Dia serahkan irama hidup antar desa dan kotanya
Selama menyebrangi arus deras sungai ke hilir
Selama jiwa di dalamnya membuka isarat rahasia
Bahwa penyair berdiri dan bersaksi di pinggir

1987

“Sajak Linus yang berasal dari kumpulan Rumah Panggung di atas saya kira merupakan satu-satunya sajak Indonesia yang merumuskan dengan tepat posisi penyair dalam masyarakat untuk abad ini. Sekitaar 10 tahun yang lalu Rendra telah pula melakukan hal serupa. Akan tetapi, perumusan itu terlalu berorientasi pada literatur 1), tidak berdasarkan pada kecenderungan posisi penyair yang senyatanya ada dan terjadi. Penyair dalam masa sekarang ini sama sekali berbeda dengan para empu yang hidup dalam masyarkat Indonesia pada abad-abad yang lalu. Penyair sekarang sungguh-sungguh merupakan suku terpencil dalam masyarakatnya, kelompok marginal, yang menatap kehidupan dari pinggiran.”

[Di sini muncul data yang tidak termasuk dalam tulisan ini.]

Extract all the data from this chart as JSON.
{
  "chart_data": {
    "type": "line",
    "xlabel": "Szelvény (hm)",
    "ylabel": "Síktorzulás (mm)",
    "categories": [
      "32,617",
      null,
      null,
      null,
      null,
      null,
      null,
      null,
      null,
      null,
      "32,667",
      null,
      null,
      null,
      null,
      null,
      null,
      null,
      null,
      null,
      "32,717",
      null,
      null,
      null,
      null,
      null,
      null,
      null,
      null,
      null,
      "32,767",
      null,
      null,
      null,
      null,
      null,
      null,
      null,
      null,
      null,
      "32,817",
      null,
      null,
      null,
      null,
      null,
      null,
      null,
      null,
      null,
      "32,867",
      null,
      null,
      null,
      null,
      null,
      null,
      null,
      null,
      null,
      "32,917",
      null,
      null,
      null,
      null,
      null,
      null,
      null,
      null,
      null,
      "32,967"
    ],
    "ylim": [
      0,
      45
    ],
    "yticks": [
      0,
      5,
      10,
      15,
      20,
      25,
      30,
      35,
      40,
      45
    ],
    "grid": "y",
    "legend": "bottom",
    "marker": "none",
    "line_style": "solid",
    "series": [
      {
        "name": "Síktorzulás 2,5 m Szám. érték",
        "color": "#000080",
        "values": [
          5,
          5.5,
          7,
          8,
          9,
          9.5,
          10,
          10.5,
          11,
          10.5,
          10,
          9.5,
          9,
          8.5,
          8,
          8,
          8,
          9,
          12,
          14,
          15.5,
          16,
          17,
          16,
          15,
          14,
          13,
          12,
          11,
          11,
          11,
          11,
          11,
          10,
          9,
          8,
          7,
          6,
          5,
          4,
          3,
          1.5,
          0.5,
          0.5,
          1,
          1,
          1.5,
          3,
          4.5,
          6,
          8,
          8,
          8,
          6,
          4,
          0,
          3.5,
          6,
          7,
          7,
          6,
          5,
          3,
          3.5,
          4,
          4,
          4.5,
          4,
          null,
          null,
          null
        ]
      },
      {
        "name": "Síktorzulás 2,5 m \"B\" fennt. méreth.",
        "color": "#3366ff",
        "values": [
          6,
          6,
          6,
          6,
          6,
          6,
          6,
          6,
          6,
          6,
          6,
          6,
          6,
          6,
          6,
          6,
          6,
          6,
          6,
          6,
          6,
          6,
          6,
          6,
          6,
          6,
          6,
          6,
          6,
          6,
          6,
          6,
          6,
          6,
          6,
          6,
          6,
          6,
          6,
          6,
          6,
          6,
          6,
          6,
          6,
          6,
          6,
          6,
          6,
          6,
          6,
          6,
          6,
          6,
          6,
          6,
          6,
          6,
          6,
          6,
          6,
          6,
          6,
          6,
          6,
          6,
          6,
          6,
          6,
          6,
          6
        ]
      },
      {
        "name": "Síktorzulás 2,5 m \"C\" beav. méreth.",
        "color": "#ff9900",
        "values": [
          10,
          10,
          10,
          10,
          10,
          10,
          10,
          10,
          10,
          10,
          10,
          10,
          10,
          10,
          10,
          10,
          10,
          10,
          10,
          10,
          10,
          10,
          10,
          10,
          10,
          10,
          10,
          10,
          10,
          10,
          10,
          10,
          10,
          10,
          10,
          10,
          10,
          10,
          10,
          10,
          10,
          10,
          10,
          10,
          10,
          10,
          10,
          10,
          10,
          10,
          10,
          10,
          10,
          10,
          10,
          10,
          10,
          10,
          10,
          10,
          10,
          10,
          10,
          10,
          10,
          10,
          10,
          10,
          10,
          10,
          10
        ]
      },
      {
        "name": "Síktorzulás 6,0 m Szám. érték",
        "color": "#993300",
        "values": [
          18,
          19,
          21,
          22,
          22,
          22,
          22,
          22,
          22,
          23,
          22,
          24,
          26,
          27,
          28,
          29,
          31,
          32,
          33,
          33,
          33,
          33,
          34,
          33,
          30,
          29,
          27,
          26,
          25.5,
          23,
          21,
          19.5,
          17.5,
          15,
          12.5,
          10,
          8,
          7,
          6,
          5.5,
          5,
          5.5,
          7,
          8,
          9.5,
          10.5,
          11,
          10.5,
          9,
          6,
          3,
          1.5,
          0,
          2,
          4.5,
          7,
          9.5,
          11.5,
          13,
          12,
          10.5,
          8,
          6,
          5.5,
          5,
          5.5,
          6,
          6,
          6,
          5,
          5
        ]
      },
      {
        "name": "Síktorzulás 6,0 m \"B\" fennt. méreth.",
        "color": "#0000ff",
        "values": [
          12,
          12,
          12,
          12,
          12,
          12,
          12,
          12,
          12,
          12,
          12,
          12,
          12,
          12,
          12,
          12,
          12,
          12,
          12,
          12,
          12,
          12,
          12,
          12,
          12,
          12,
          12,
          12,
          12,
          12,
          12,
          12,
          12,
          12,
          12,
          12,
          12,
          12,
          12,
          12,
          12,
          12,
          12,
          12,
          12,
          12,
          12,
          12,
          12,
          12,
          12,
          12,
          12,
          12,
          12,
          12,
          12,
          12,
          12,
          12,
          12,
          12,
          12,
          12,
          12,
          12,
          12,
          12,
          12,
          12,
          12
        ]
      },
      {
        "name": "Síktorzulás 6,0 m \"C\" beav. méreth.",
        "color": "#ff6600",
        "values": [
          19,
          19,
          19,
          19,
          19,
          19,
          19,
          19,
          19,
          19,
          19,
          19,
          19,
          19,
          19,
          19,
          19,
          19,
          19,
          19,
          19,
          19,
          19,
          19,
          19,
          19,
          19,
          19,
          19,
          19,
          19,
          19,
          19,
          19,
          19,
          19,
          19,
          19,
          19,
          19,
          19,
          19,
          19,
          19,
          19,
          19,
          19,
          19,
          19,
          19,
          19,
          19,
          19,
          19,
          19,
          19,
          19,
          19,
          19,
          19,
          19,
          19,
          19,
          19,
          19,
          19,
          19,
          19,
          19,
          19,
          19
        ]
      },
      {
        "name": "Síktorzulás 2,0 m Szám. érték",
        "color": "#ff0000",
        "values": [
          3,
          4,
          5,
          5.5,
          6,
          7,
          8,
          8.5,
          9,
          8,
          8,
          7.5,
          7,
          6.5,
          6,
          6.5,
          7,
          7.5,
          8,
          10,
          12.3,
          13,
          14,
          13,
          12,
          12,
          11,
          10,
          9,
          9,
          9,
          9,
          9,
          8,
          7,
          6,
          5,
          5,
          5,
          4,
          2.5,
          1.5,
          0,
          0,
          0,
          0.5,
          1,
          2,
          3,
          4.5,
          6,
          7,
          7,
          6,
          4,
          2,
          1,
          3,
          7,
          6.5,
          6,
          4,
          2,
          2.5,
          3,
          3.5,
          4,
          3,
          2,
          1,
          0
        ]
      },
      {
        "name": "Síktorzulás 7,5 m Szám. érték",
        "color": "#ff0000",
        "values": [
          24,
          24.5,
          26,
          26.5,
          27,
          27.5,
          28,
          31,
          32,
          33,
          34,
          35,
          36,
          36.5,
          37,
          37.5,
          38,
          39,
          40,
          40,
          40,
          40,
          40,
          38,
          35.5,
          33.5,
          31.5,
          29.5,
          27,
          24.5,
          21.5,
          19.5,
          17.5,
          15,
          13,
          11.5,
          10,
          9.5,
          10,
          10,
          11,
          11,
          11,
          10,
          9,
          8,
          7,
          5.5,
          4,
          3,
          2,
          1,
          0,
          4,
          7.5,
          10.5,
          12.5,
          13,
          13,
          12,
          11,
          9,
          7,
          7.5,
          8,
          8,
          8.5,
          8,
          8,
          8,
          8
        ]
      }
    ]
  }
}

Sajak Penyair sendiri tidak termasuk dalam isi buku ini (kecuali di pengantar tadi), tapi cukup menarik bagi saya. Rupanya antara penyair satu dengan penyair lain memiliki pandangan berbeda tentang seorang penyair. Sebagai penyair, Rendra membayangkan dirinya adalah orang terpandang, namun Linus membayangkan bahwa penyair adalah suku terpencil, golongan pinggiran.

Di cover belakang masih tertempel barcode harga buku, yaitu Rp 5.700,-. Juga ada fotonya Linus, yang kalau saya perhatikan wajahnya mirip ayah saya, hehehe (^ ^). Sedangkan lembar terakhir buku diisi dengan iklan buku-buku puisi terbitan Nusa Indah.

------------------------------------------------------------------------------------------------
1) Rendra, dalam “Pidato Penerimaan Penghargaan dari Akademi Jakarta” (1983) membayangkan posisinya sebagai empu dari kerajaan-kerajaan lama. Empu dahulu mempunyai posisi sosial yang jelas dalam masyarakat, sedangkan penyair sekarang tidak demikian.